Başımızdaki yöneticilerin bizi özendirmeye çalıştıkları Batı işte bu
kadar zâlim ve bize bu kadar düşmandır. Avrupa Birliği’ne üyelik;
aklen tamamen yanlış ve ahmakça, siyâseten de oldukça tehlikeli ve
sinsicedir. Bu haliyle âdeta bir intihardır. Aydın düşünürler ve
uyanık siyâsetçiler elbette bu gerçeğin farkındadır. Bunun farkında
olmayanlar; ya meseleden tamamen habersiz ve kamuoyunun
etkisindedir, zaten halkın çoğu böyledir; ya tüm boyutlarıyla
değerlendirmediği için eksik ve hatalı düşünenlerdir, düşünür ve
siyâsetçilerin bir kısmı da böyledir; ya da her şeyin farkında ve
bilincinde olan hainlerdir. Üst düzey yöneticiler, onların Batı’dan
ithal danışmanları ve medyada boy gösterenlerin çoğunluğu da
böyledir.
O Avrupalı kâfirlerin sürekli hatırlatılan ekonomileri bizden
sömürdükleri kaynaklarla güçlüdür. Onların fabrikaları bizim
gurbetçilerimiz sayesinde işlemektedir. Onların güvenlikleri bizim
jeo-stratejik özelliklerimiz ile sağlamdır. Onların bilim ve
teknolojileri ecdadımızın engin tecrübe ve bilgi birikimlerine
dayanmaktadır. Allah biliyor ve tarih şahittir ki; onlarda ne izzet,
ne şeref, ne namus, ne ahlâk, ne ekonomi, ne zenginlik, ne çokça
evlatlar, ne bereketli topraklar ne bilimsel ve teknolojik birikim,
ne de insanlık vardı! O kadar ki, savaş zamanlarında aç
kaldıklarında, insan cesetlerini kızartıp yiyor, hatta pazarlarda
birbirlerine satıyorlardı. İğrendiniz, değil mi? Hakikaten onlar bu
kadar iğrençtiler ve şu sıralar yaptıklarıyla daha da iğrençleştiler.
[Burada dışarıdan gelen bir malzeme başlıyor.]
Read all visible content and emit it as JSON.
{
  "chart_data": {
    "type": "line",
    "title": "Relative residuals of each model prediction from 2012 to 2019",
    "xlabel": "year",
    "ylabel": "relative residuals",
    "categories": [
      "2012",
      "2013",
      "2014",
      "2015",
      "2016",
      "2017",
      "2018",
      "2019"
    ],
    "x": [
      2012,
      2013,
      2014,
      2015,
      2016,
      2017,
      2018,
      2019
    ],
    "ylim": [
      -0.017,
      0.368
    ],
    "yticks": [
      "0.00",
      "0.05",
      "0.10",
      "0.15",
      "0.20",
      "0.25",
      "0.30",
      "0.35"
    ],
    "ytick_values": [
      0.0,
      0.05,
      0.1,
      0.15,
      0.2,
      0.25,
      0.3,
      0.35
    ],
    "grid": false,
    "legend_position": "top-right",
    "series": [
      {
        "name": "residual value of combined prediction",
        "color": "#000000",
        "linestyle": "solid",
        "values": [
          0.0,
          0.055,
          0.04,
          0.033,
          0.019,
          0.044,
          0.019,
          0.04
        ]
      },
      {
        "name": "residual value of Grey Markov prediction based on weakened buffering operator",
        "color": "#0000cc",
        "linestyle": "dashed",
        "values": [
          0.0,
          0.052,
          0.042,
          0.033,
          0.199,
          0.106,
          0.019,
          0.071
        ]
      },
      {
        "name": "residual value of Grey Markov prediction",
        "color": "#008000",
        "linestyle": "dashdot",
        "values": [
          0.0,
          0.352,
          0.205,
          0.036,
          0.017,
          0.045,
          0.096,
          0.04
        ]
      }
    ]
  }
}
Velâkin!.. onların peşinde dolanan, yüzlerce kez ziyâretlerine
koşan, kapılarında yalvarmak için duran ve “Aman bizi
birliklerine alsınlar” diye çırpınan başımızdaki yöneticiler
onlardan daha da beterdir!
Meselenin İslâmî Hükmü’ne yani Müslümanların Avrupa Birliği
karşısında olması gereken tavrına gelince;
1. Allah [Subhânehu ve Te’alâ] kâfirlerle dost olmayı haram kılmış
ve şöyle buyurmuştur: Ey iman edenler! Yahudileri ve
hristiyanları dost edinmeyin. Çünkü onlar birbirlerinin
dostudurlar. İçinizden her kim onları dost tutarsa, o da
onlardandır. Şüphesiz Allah, zalimler topluluğunu hidâyete
erdirmez. [Mâide 51]
2. Allah [Subhânehu ve Te’alâ] kâfirlerin Müslümanlar üzerinde
egemen ve üstün olmasını da şu âyet-kerimesi ile haram kılmıştır:
Şüphesiz ki Allah, mü’minler aleyhine kâfirler için asla bir
yol vermeyecektir. [Nîsa 141]
3. Allah [Subhânehu ve Te’alâ] onları İslam’a dâvet etmeyi ve
İslam’a boyun bükünceye kadar onlarla savaşmayı farz kılmış ve
şöyle buyurmuştur: Yeryüzünde fitne-fesat kalmayıp Din de
yalnız Allah’ın oluncaya kadar kâfirlerle savaşın. [Enfâl 39]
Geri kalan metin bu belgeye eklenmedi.